Tracy Osborn

loves to chat about entrepreneurship, teaching, design, development, and more.

Lately (and some thoughts on anxiety)

I've been plagued lately with no confidence in my work. It's been very frustrating, to say the least.

I'll be bumming around my house and out of nowhere, I'll think, "Ack, I haven't written a blog post in so long. Or an article. Or promoted my books. Or did marketing. Or worked on my own work in general."

And immediately following that thought, I'll think, "But whatever I do, it's not going to be good enough. I did that blog post in the past, and so-and-so did something similar, and they did it so much better than me." Or, "I already launched a bunch of books, and right now they're not selling like they should, and thats my fault."

Following with, "Yeah dummy, that's because you haven't worked on anything."
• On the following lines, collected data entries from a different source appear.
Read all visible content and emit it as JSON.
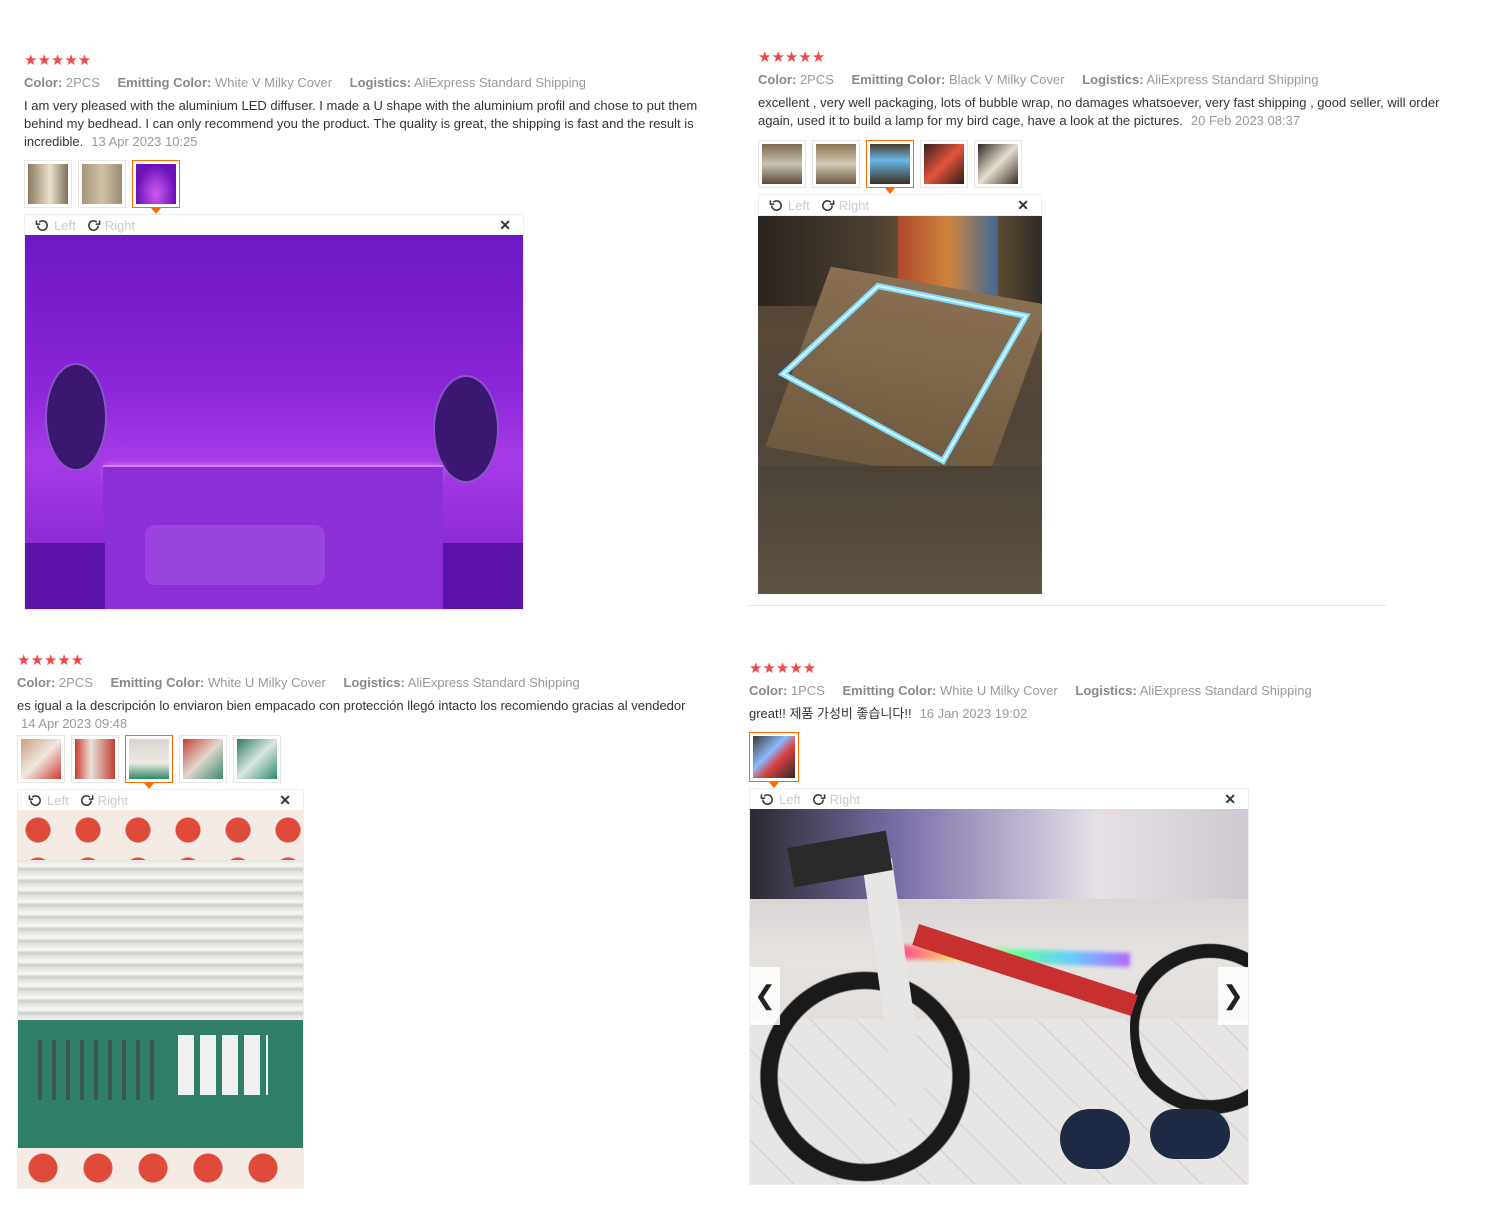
{
  "labels": {
    "color": "Color:",
    "emitting": "Emitting Color:",
    "logistics": "Logistics:",
    "left": "Left",
    "right": "Right"
  },
  "stars": "★★★★★",
  "reviews": [
    {
      "color": "2PCS",
      "emitting": "White V Milky Cover",
      "logistics": "AliExpress Standard Shipping",
      "text": "I am very pleased with the aluminium LED diffuser. I made a U shape with the aluminium profil and chose to put them behind my bedhead. I can only recommend you the product. The quality is great, the shipping is fast and the result is incredible.",
      "date": "13 Apr 2023 10:25"
    },
    {
      "color": "2PCS",
      "emitting": "Black V Milky Cover",
      "logistics": "AliExpress Standard Shipping",
      "text": "excellent , very well packaging, lots of bubble wrap, no damages whatsoever, very fast shipping , good seller, will order again, used it to build a lamp for my bird cage, have a look at the pictures.",
      "date": "20 Feb 2023 08:37"
    },
    {
      "color": "2PCS",
      "emitting": "White U Milky Cover",
      "logistics": "AliExpress Standard Shipping",
      "text": "es igual a la descripción lo enviaron bien empacado con protección llegó intacto los recomiendo gracias al vendedor",
      "date": "14 Apr 2023 09:48"
    },
    {
      "color": "1PCS",
      "emitting": "White U Milky Cover",
      "logistics": "AliExpress Standard Shipping",
      "text": "great!! 제품 가성비 좋습니다!!",
      "date": "16 Jan 2023 19:02"
    }
  ],
  "colors": {
    "star": "#f04848",
    "active_thumb": "#ff6a00"
  }
}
And then, "But anything I am going to do is going to fail."

Anxiety sucks.

I know those negative thoughts aren't true, but man is it hard to work up the motivation to promote my work and myself when my brain seems dead-set on focusing on my failures, rather than my successes.

(My anxiety is actually why, conversely, I do public speaking. Being in a place where people come up to me and tell me that my talk resonated with them, or that they have my books and they love them tames my brain's constant negative criticism of what I do. But this year I'm doing fewer speaking engagements, and I think my anxiety, as a result, is starting to catch up with me.)
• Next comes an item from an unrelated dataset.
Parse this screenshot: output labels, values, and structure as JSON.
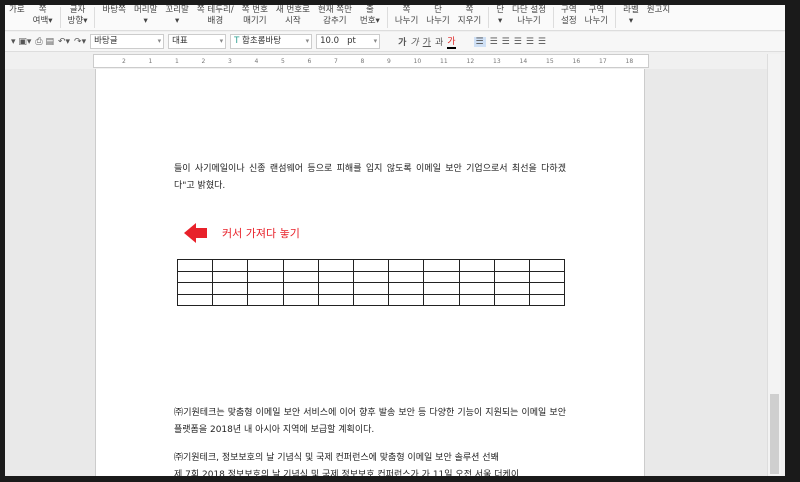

I recently took on a programming contract, which was a whole new experience that I should write a separate post on (I've only done design freelancing or front-end in the past.) And holy moly, was having consistant money rolling in awesome. I paid off my credit cards! I put money into retirement (!). However, it was also a huge anxiety trigger — I was working on unfamiliar code and very unintuitive Javascript, which meant most working mornings I was pulling my hair out thinking I was an awful programmer. The day of work would exhaust me, and then I didn't have any energy for working on my own projects, even on Mondays and Fridays, which I reserved for my own work (and usually ended up cooking and Netflixing instead, my comfort activities.) That contract just ended, so now I'm left with plenty of free time to work on my own projects, though also now I'm back to variable and unstead income.

Since I've been kicking myself for not writing and working on my own projects, I thought that I might as well journal my current feelings and thoughts, just to get them out there, just to get used to writing again.

Hi, I'm Tracy. This is what's currently going on in my brain.